According to ERC, a positive company culture “attracts talent, drives engagement, impacts happiness and satisfaction, and affects performance.” The culture of your workplace is developed naturally by the people you hire and the personalities they posses. However, it’s also affected by the policies you implement, the management style of your leadership team, office practices, and more. While a great workplace culture happens naturally to some extent, to sustain a long-lasting, strong culture, there must be some intentional thought and implementation, as well.

We take company culture seriously because we understand the significant role it plays in creating a productive and positive work environment. Interacting with co-workers in a different capacity helps us get to know each other better.

Recently, I joined the team as the Culture and Operations Coordinator to strengthen our company culture even more. Prior to my joining the team, coworker lunches and daily coffee runs were already the norm for several members of our team. However, a strong company culture extends beyond these daily happenings for a few employees. A significant part of my role is to facilitate company-wide events that bring our entire team together. As a new addition myself, I understand the importance of planning activities that integrate new hires and existing employees.

A new addition to our company activities is Third Thursdays, a monthly happy hour to celebrate notable events. Our leadership team also announces the Ascender, an award given to an employee who has gone above and beyond. The Ascender award is a highly sought-after commodity in our office.

Another tradition that existed prior to me joining the team (but one that I’ve worked to make more frequent and unique) are Fun Fridays. These weekly in-office gatherings cap off the work week on Friday afternoons. I’ve begun implementing more structure, devoting the first Friday of each month to trivia, while the theme of the remaining Fridays could be anything from  creative cocktails to a fun game of “two truths & a lie.” Not every work week flies by, and many will be challenging, but having a “fun Friday” to look forward to at the end of a busy week can help push through the week’s stress, one game at a time.

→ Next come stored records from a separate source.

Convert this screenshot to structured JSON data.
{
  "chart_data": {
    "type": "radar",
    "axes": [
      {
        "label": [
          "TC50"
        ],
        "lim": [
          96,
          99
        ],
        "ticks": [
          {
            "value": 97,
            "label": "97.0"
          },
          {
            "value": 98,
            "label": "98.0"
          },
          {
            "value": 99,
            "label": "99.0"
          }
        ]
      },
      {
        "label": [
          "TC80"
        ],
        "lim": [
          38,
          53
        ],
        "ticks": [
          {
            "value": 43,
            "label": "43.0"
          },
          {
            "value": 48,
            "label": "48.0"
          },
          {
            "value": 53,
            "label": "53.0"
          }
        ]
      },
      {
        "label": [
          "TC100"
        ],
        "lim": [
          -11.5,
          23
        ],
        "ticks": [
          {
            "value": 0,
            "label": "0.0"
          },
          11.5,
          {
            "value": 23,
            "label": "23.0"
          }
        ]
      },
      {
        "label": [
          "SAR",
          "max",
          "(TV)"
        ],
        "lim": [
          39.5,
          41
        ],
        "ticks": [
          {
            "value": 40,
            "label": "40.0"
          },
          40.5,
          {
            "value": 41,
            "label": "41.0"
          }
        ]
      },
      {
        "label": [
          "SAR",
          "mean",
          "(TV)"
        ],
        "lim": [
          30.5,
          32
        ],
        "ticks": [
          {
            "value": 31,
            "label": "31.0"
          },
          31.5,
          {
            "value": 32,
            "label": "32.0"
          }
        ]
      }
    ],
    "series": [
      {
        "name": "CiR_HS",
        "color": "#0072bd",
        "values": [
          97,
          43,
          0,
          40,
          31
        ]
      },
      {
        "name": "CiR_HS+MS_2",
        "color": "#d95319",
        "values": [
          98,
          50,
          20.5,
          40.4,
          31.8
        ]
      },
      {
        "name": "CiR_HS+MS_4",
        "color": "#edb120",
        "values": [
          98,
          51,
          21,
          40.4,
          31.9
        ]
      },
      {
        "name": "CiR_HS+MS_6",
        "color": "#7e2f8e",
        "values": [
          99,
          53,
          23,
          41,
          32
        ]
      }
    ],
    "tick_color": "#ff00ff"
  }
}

We also know how much people love the holidays, so we take holiday fun pretty seriously. Halloween gets especially interesting in the office. A few weeks prior to the spooky shenanigans, we kick off the long-standing tradition of “Boozing*” fellow co-workers. On Halloween, we go all out with everything from spooky cocktails to a costume contest.

Company culture doesn’t just depend on grand gestures and company-wide events, but also little moments or unplanned outings. Company culture isn’t something that one person can simply implement and POOF, office morale is at an all-time high. Rather, it’s a group effort to create a positive environment inside and outside the office.

*Boozing (verb) /bo͞oz/-zing

A Wingard tradition of gifting employees their favorite spirits.